Young people vote, contact politicians, petition, and protest less than any other age group in Malta. This is bad for them because the policy does not represent their interests as well as it could, and it is bad for democracy because we are missing out on valuable voices in important debates. Young people are particularly sensitive to the social world. Their sense of self-worth is more closely tied to the opinions of others, and they fear social exclusion more than adults do.

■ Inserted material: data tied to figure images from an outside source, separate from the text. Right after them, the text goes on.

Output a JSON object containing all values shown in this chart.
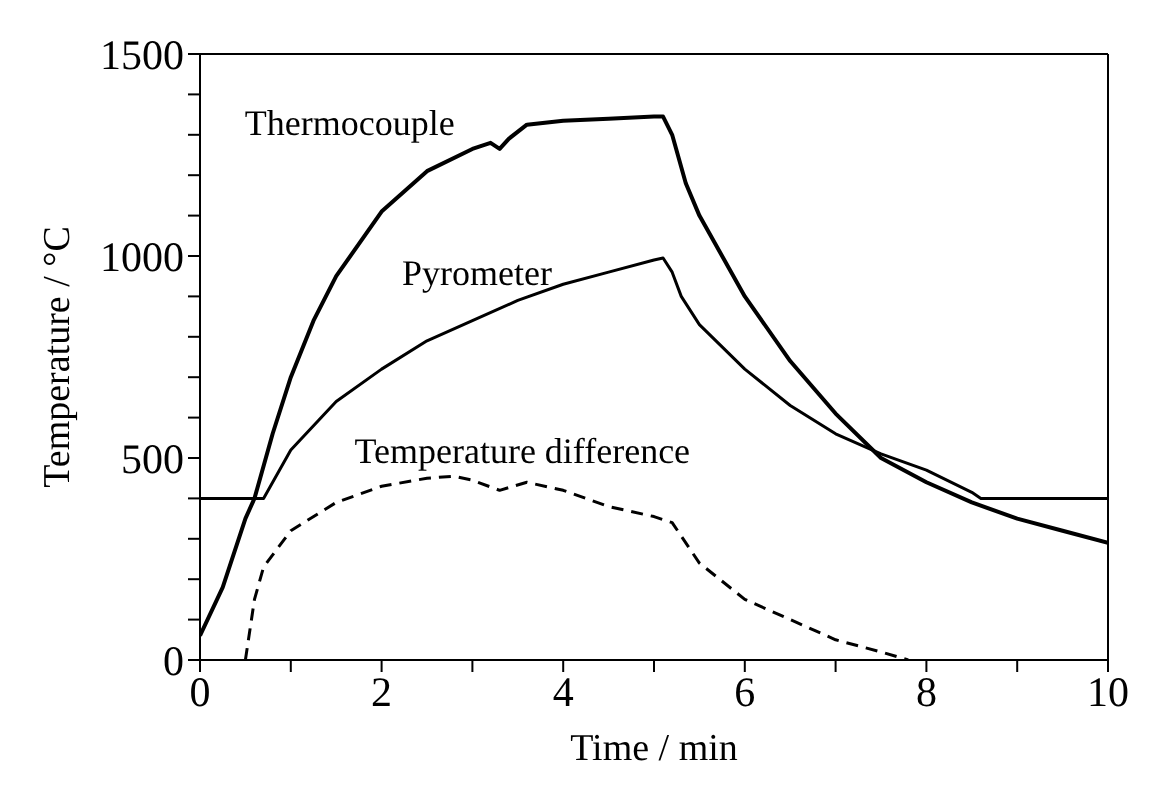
{
  "chart_data": {
    "type": "line",
    "xlabel": "Time / min",
    "ylabel": "Temperature / °C",
    "xlim": [
      0,
      10
    ],
    "xticks": [
      0,
      {
        "value": 1,
        "label": null
      },
      2,
      {
        "value": 3,
        "label": null
      },
      4,
      {
        "value": 5,
        "label": null
      },
      6,
      {
        "value": 7,
        "label": null
      },
      8,
      {
        "value": 9,
        "label": null
      },
      10
    ],
    "ylim": [
      0,
      1500
    ],
    "yticks": [
      0,
      {
        "value": 100,
        "label": null
      },
      {
        "value": 200,
        "label": null
      },
      {
        "value": 300,
        "label": null
      },
      {
        "value": 400,
        "label": null
      },
      500,
      {
        "value": 600,
        "label": null
      },
      {
        "value": 700,
        "label": null
      },
      {
        "value": 800,
        "label": null
      },
      {
        "value": 900,
        "label": null
      },
      1000,
      {
        "value": 1100,
        "label": null
      },
      {
        "value": 1200,
        "label": null
      },
      {
        "value": 1300,
        "label": null
      },
      {
        "value": 1400,
        "label": null
      },
      1500
    ],
    "marker": "none",
    "series": [
      {
        "name": "Thermocouple",
        "color": "#000000",
        "line_style": "solid",
        "x": [
          0,
          0.25,
          0.5,
          0.6,
          0.8,
          1,
          1.25,
          1.5,
          2,
          2.5,
          3,
          3.2,
          3.3,
          3.4,
          3.6,
          4,
          4.5,
          5,
          5.1,
          5.2,
          5.35,
          5.5,
          6,
          6.5,
          7,
          7.5,
          8,
          8.5,
          9,
          9.5,
          10
        ],
        "values": [
          60,
          180,
          350,
          400,
          560,
          700,
          840,
          950,
          1110,
          1210,
          1265,
          1280,
          1265,
          1290,
          1325,
          1335,
          1340,
          1345,
          1345,
          1300,
          1180,
          1100,
          900,
          740,
          610,
          500,
          440,
          390,
          350,
          320,
          290
        ]
      },
      {
        "name": "Pyrometer",
        "color": "#000000",
        "line_style": "solid",
        "x": [
          0,
          0.7,
          1,
          1.5,
          2,
          2.5,
          3,
          3.5,
          4,
          4.5,
          5,
          5.1,
          5.2,
          5.3,
          5.5,
          6,
          6.5,
          7,
          7.5,
          8,
          8.5,
          8.6,
          10
        ],
        "values": [
          400,
          400,
          520,
          640,
          720,
          790,
          840,
          890,
          930,
          960,
          990,
          995,
          960,
          900,
          830,
          720,
          630,
          560,
          510,
          470,
          415,
          400,
          400
        ]
      },
      {
        "name": "Temperature difference",
        "color": "#000000",
        "line_style": "dashed",
        "x": [
          0.5,
          0.6,
          0.7,
          1,
          1.5,
          2,
          2.5,
          2.8,
          3,
          3.3,
          3.6,
          4,
          4.5,
          5,
          5.2,
          5.5,
          6,
          6.5,
          7,
          7.5,
          7.8
        ],
        "values": [
          0,
          150,
          230,
          320,
          390,
          430,
          450,
          455,
          445,
          420,
          440,
          420,
          380,
          355,
          340,
          240,
          150,
          100,
          50,
          20,
          0
        ]
      }
    ]
  }
}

Why not, for example, get the Speaker of the House of Representatives to set up a commission on learning for democracy to build cross-party support based on evidence of what works? We seem to be putting more effort into teaching competitive sports than politics, yet political decisions directly affect the future of our upcoming generations. It is time to act. The few new and young faces of politicians who have made it to parliament did not all find their seats directly by the electorate but by a particular representational mechanism devised by an unwarranted piece of legislation.

Young people’s relationship with politics is complex and problematic. They are seen both as the group that disengages politically and as being at the forefront of major political movements. There is no secret or magic formula for engaging young, first-time voters. It is simply a matter of speaking on topics and issues that this demographic cares about. Historically, young people have not felt included in the political realm. The accusations that young people are politically apathetic are being refuted by some opinionists, but many in this generation are turning away from mainstream politics and towards political organising, social movements, rallies, and boycotts.

Seasoned politicians should consider speaking at secondary schools as well, besides colleges and universities. People might find this silly, arguing there is no reason to pay attention to secondary schoolers who are not old enough to vote. But I believe this is exactly where the conversations should take place. The students one meets there are so bright and have clear political ideas. The things that matter to them range from environmental concerns, animal welfare, and justice to equality rights. Young potential voters care about all the same issues that any other voter would care about. The difference is that these are not at the very centre of traditional politicians’ strategies.

Claiming that young people are either politically engaged or disengaged can be simultaneously true. Power is constantly withheld from young people, which limits and binds the type of organising and political involvement they have. Interpreting low voter turnout by young people as evidence of apathy ignores the structural and organisational obstacles to electoral participation many young people face. It also ignores the distrust many young people feel towards traditional institutions of governance. Feeling disconnected from a process that is viewed as ineffective is not apathy. Especially when one considers how young people have been failed by political parties, including those that claim to represent them.